A Maine judge issued a very important decision in support of a person’s right to medication-assisted treatment (MAT) while incarcerated. This is the latest important victory in recent months after Pesce v. Coppinger. The full order is here, but the critical facts are that a woman in long-term recovery taking buprenorphine was sentenced to jail for petty theft. The jail indicated that she would be forced off of her medication. The judge noted that “the withdrawal protocol is not a treatment for opioid use disorder, and that “With the help of her medication, Ms. Smith has been in active recovery for her opioid use disorder for approximately ten years. During that time, Smith has regained custody of her four children, secured stable housing for her family, and obtained employment.”

In granting the preliminary injunction for the woman, the judge ruled that the plaintiff would have likely succeeded on multiple claims, including an American with Disabilities Act claim entitling a person to a reasonable accommodation for treatment of a medical disease while incarcerated. 

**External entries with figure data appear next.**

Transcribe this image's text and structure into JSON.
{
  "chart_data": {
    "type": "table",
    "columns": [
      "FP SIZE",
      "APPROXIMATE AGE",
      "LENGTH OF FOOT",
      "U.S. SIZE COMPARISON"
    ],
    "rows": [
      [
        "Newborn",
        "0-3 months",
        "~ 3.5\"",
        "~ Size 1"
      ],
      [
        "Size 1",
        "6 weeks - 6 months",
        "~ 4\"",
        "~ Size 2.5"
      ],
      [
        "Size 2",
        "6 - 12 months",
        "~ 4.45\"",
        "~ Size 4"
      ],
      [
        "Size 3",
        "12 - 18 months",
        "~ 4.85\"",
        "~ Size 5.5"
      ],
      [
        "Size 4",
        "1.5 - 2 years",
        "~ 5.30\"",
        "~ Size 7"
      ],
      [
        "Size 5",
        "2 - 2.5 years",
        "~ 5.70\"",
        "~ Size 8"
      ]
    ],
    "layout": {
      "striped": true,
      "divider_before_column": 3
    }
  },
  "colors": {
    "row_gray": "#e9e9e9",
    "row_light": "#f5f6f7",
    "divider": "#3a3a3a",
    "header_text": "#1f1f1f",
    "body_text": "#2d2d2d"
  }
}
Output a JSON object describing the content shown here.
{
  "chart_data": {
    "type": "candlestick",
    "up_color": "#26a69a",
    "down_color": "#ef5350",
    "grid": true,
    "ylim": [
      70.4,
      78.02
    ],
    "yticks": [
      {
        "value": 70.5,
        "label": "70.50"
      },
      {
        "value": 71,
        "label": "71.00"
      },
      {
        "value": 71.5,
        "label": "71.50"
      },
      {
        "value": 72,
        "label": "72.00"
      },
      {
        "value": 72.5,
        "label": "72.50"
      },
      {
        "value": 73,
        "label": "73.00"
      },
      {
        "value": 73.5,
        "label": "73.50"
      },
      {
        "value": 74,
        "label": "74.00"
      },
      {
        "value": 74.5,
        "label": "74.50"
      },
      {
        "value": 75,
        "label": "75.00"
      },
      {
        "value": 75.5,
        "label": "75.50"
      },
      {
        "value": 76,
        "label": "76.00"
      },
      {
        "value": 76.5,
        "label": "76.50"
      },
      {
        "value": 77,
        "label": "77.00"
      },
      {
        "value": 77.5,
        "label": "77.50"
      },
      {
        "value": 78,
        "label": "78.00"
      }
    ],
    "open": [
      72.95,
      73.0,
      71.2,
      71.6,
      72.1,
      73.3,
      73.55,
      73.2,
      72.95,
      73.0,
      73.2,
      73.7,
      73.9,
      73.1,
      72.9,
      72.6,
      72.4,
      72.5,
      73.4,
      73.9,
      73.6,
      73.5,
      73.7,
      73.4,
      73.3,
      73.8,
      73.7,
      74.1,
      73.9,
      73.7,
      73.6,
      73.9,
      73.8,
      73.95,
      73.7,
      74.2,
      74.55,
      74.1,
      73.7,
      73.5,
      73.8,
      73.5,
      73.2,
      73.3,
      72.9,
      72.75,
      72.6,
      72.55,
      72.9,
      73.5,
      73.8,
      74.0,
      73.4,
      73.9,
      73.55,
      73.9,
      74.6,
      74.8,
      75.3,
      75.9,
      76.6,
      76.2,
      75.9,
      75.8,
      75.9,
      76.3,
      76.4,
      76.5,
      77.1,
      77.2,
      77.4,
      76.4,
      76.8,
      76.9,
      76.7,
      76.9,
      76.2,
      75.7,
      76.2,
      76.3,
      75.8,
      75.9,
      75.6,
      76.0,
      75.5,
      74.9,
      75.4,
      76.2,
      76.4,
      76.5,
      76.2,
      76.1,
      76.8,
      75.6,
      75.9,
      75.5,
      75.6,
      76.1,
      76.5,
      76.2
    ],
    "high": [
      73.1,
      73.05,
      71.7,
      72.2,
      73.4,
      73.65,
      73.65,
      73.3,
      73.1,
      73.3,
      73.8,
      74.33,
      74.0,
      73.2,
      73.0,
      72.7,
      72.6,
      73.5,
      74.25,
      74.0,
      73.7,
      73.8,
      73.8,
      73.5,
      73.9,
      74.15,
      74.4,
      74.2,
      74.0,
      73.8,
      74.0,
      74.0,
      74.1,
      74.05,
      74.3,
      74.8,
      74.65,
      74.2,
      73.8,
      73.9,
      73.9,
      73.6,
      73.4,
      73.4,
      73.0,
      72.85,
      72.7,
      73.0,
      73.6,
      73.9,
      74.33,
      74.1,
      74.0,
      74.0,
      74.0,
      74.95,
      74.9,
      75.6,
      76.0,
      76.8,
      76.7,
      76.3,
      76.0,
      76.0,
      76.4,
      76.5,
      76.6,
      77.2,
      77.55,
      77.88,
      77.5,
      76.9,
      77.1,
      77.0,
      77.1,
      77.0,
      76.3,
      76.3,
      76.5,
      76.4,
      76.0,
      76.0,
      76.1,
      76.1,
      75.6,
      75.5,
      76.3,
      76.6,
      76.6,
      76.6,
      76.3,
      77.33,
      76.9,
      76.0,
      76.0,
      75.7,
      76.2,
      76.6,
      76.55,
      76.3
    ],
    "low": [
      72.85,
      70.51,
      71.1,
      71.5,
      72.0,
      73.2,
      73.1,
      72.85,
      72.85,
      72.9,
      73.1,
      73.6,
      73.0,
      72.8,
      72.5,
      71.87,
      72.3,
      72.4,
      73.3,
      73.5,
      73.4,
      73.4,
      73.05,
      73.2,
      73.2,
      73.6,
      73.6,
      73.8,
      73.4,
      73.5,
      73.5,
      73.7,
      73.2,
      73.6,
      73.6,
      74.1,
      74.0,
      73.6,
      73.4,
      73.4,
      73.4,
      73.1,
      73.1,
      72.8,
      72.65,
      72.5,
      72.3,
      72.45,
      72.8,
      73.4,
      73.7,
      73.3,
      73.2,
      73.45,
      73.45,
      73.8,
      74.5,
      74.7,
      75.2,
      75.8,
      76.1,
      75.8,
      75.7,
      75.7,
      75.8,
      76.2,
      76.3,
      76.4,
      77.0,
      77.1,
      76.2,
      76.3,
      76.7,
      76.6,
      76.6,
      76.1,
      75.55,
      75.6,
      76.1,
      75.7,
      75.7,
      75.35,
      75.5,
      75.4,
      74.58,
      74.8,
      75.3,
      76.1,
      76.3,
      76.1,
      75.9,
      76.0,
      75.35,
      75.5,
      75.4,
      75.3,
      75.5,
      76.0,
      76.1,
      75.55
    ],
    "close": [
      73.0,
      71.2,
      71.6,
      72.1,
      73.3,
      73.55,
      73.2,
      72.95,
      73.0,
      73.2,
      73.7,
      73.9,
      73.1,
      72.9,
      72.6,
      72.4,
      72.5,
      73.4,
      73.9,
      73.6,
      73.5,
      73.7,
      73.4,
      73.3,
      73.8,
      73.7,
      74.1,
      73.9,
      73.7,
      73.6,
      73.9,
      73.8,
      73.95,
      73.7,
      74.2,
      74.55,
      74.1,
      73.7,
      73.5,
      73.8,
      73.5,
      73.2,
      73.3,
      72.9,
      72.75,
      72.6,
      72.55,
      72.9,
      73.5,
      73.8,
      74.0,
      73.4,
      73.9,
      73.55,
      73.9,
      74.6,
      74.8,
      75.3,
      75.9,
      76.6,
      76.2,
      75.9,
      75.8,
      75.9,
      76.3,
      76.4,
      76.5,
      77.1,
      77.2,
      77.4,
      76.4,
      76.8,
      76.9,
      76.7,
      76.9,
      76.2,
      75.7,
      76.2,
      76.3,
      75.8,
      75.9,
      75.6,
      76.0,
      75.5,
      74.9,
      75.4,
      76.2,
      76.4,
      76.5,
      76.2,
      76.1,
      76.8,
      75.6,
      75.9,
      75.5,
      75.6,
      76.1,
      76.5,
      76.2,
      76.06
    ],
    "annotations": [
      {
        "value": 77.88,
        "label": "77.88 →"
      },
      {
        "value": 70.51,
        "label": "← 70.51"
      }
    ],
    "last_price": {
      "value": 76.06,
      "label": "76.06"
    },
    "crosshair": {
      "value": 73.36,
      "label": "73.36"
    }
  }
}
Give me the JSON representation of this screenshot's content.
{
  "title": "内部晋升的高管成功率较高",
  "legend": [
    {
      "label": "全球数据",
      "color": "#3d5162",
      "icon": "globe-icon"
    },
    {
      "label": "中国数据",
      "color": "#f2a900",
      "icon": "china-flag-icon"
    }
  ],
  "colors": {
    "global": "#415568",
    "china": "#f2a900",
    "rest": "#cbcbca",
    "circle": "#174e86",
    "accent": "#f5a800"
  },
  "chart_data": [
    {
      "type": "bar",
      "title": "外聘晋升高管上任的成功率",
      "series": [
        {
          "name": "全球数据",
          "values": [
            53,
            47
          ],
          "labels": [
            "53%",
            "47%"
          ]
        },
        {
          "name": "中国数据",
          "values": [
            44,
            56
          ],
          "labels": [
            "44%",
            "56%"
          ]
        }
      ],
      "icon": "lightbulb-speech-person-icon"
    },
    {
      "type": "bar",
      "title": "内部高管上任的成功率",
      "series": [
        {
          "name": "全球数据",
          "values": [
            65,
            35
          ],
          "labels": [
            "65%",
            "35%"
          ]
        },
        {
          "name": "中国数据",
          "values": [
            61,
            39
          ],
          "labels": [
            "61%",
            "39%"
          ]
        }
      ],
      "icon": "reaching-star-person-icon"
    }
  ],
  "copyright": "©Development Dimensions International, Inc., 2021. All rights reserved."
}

The judge said that “Based on the evidence offered by the Plaintiff’s experts, the available scientific evidence, and Ms. Smith’s medical history, I find that forcing Ms. Smith to withdraw from her buprenorphine would cause her to suffer painful physical consequences and

would increase her risk of relapse, overdose, and death.”  Furthermore, “Without her desired accommodation, the Plaintiff will be deprived of the only form of treatment shown to be effective at managing her disability and therefore will be denied “meaningful access” to the Jail’s health care services.”

This is of high value to the AMA’s advocacy that MAT should be a required option in jails and prisons, and denying access to MAT arguably violates a person’s rights under the ADA and is contrary to medical evidence and the generally accepted standard of care for SUD.

The case was spearheaded by the ACLU of Maine and included support from the Maine Association of Psychiatric Physicians, Maine Medical Association, and Northern New England Society Of Addiction Medicine.